If you were having a problem accepting my view that Amazon was determined not to be a Google supporter even though Android is the basis for the Kindle Fire line, listen up.  Amazon is releasing its own mapping tools and APIs, following in Apple’s footsteps, and for exactly the same reasons.  Mobile is about local, local is about shopping, and shopping is about where to shop.  This obviously raises some questions about Google’s Android direction.

The fundamental problem Android has is that it’s not like Windows in a critical way; you can’t update system software in a generic way because of customization done by device vendors.  That means that Google can’t push new features to older devices and it can’t insure that every Android device is immediately able to utilize the stuff that Google makes available.  That, in turn, tends to turn the “Android community” into the “Android Balkans.”

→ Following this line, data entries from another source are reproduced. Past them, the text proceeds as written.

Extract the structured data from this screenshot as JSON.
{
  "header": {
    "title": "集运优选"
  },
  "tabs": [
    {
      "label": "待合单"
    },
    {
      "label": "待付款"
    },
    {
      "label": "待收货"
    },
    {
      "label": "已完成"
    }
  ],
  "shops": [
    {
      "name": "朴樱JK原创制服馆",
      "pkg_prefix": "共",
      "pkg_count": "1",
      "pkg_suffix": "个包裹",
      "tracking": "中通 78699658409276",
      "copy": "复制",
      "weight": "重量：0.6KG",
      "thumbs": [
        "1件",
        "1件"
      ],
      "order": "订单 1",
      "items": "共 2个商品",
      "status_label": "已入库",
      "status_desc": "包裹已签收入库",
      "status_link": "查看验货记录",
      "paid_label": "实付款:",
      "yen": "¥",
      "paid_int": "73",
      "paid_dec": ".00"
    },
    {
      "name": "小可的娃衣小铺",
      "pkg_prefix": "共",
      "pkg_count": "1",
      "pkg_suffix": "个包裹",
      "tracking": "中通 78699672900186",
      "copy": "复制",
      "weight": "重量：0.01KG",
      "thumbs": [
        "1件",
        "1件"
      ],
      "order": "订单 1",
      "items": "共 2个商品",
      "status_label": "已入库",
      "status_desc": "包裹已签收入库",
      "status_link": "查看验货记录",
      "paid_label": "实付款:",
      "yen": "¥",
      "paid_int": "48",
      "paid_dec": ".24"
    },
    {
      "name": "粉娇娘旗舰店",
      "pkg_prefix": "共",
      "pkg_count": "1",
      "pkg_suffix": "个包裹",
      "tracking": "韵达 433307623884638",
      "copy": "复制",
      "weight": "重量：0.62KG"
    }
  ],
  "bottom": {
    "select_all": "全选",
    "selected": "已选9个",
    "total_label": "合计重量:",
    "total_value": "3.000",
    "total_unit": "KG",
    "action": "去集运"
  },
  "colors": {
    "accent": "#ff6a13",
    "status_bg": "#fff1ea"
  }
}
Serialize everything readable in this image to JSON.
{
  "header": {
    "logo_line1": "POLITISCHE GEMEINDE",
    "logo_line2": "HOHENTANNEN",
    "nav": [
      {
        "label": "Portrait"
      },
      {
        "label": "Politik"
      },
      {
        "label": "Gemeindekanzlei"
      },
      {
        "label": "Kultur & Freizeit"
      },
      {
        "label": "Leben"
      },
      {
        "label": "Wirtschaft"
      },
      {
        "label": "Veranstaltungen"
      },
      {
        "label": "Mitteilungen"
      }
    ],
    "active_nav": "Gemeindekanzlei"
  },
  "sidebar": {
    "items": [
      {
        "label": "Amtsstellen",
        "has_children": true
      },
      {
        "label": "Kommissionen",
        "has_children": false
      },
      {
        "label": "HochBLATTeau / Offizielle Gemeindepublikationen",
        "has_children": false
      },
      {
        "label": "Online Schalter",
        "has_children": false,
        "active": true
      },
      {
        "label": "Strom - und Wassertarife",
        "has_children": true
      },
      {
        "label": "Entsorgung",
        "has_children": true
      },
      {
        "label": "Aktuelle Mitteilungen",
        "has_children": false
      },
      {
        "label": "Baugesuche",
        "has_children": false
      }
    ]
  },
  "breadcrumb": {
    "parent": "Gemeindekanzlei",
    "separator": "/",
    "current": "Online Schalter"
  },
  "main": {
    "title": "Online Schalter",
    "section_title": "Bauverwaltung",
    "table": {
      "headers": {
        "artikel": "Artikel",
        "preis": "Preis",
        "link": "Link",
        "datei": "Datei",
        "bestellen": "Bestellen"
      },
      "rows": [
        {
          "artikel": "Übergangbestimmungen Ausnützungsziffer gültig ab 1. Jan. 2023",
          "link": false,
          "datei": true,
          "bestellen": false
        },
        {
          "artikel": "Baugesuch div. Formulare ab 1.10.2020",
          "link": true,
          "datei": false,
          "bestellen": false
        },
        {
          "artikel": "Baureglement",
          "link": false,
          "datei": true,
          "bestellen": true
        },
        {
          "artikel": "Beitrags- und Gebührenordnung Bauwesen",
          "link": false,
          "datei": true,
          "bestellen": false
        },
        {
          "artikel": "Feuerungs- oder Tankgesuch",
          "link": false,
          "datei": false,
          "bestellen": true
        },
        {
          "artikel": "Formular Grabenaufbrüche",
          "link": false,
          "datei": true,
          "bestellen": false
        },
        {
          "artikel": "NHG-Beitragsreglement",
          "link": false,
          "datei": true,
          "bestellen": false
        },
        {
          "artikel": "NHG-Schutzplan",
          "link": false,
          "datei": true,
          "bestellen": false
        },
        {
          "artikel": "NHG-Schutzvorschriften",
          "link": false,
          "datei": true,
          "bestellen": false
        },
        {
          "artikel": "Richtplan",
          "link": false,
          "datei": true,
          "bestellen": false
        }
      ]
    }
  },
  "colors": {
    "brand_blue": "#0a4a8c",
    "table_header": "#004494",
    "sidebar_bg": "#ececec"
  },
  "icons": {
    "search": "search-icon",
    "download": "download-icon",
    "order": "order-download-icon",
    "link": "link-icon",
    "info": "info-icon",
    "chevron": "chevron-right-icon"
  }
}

But as bad as that is, there are other issues that could be worse.  If you can’t upgrade Android in place, then why base your plans as a device vendor on Google’s new versions?  Why not take the Open Source version (which is still hanging around 3.x) and build your own top-end software above it?  Now you have differentiation.  The risk is that you may not be able to run all newer-version-dependent apps, but if you weren’t going to upgrade to the newest version then you’ve lost nothing.  This is essentially the path Amazon has taken, and the risk has been limited by the very Balkanization of Android anyway; developers tend to make their stuff backward-compatible where humanly possible because there are so many “backward Android versions” to be compatible with.

And more every day.  Jelly Bean, the new Android version, isn’t yet committed for the great majority of Android devices out there.  In fact about as many devices are definitively NOT going to be upgraded as are committed to be so.  I noted when Jelly Bean came out that it was possibly THE critical upgrade for Android in terms of experience, and Google should have moved heaven and earth to get it on everything, including subsidizing vendors to upgrade.  That’s still what they should do.

Even Mozilla’s Firefox OS concept plays on the limitations of Android.  Like Kindle Fire, it uses a core Android from the open source version, but it builds a more web-customizable GUI on top.  If something like it takes off then it really impacts not only Android but also Apple, because you could build a browser that could run Firefox OS apps on pretty much any platform.  So in short, Google has an Android problem at the time when they need one the least.